Where the FIO and liner distinction breaks down
The clean FIO-versus-liner split holds in the recap headline but frays at the edges, and three situations cause most of the confusion.
| What it looks like | Why it breaks the clean split | |
|---|---|---|
| Gross terms ambiguity | Recap says "gross terms" or "berth terms" without spelling out handling | "Gross" is read as liner in most trades but is not universally defined; the LDCP 2013 do not fix it, so the parties must state who pays and whether the time counts |
| FILO / LIFO hybrids | Charterer loads, owner discharges (or vice versa) | Laytime then runs on one end's operations but not the other, so a single combined laytime account no longer makes sense and the statement of facts must be kept per end |
| Stow and trim gap on plain FIO | Recap says "FIO" but the cargo needs trimming | Plain FIO arguably leaves stow and trim with the owner; without FIOS or FIOST wording the cost of the in-hold work is contested |
| Berth / liner-in-free-out shorthands | Mixed wording like "liner in, free out, owner to pay loading only" | Bespoke shorthands do not map cleanly onto the standard ladder and must be read against the full clause, not the acronym |
The common thread is that the acronym is a label, not the contract. Where the basis is bespoke (a split FILO/LIFO term, a “gross terms” line, a partial owner-pays carve-out) the operative words are in the cargo-handling clause and the laytime clause, and those govern over the shorthand. P&I clubs regularly flag cargo claims that turn on exactly this gap, where a recap said “FIO” but the stowage or trimming responsibility was never pinned down. The drafting discipline is to name the variant in full and to state expressly whether the handling time counts as laytime, rather than to rely on the acronym carrying the whole allocation.

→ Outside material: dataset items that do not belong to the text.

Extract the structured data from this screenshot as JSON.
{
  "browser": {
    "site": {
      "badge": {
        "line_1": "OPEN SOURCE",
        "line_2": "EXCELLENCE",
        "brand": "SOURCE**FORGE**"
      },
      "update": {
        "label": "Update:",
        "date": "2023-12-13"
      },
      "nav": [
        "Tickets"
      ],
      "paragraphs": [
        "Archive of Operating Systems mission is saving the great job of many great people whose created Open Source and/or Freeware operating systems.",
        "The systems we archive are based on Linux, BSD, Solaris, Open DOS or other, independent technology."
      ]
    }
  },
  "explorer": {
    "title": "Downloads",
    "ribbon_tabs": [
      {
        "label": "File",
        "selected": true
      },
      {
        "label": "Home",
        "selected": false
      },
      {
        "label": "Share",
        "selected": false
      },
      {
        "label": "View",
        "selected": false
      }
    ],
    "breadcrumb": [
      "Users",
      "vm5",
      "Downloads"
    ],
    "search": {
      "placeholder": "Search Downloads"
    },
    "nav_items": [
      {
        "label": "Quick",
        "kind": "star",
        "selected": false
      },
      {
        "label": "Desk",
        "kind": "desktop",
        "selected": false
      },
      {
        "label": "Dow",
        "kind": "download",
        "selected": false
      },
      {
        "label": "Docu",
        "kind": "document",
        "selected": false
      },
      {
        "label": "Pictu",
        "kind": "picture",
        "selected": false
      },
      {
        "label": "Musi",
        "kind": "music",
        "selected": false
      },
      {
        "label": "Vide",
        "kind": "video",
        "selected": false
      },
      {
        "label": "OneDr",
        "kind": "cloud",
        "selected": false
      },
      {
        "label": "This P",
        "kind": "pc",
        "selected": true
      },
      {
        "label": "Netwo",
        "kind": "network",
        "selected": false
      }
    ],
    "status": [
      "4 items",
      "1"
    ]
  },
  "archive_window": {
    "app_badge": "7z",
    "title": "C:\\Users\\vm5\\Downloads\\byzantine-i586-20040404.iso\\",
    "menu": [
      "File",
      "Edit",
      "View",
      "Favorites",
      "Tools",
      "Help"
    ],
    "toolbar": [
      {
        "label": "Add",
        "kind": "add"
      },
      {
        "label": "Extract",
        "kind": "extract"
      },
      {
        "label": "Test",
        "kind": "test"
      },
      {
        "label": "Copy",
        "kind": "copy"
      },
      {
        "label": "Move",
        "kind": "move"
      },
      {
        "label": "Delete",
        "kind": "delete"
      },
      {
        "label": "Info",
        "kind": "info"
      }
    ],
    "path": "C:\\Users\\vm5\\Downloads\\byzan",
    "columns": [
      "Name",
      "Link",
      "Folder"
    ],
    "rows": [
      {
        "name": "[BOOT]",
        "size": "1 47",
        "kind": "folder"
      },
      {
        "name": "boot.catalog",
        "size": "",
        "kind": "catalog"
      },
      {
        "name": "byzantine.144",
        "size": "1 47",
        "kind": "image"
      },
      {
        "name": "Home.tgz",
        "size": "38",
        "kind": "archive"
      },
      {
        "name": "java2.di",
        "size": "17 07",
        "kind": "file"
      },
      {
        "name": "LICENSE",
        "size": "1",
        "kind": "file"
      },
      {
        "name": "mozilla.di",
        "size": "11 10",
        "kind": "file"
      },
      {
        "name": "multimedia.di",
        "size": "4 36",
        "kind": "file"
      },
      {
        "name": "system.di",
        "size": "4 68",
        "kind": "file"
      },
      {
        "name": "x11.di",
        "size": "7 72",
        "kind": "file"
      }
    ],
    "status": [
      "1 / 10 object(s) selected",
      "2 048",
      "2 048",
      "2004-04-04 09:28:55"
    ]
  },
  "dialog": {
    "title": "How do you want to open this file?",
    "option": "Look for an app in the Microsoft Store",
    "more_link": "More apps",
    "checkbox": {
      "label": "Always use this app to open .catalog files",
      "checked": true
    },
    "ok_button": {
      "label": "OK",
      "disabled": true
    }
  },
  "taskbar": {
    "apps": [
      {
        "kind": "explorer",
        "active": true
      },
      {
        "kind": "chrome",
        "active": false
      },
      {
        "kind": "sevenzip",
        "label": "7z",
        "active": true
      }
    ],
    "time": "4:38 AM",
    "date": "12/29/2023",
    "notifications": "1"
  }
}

FIO on a Capesize iron ore fixture
Scope and what this page does not cover
This page explains FIO and its variants (FIOS, FIOST, FILO, LIFO) and contrasts them with liner terms as a commercial cost basis: who pays for cargo handling, whether that time counts as laytime, and how the basis shows up in a real bulk fixture. It does not draft jurisdiction-specific cargo-handling or stowage-responsibility clauses, resolve a contested cargo claim over who was liable for bad stowage or trimming, opine on the meaning of “gross terms” under a particular governing law, or quote handling rates or freight differentials for any specific lane. Those questions are matters for chartering counsel and the desk’s operations team, working from the actual charter party and the signed statement of facts. The worked figures here are representative and anonymised, not market quotes.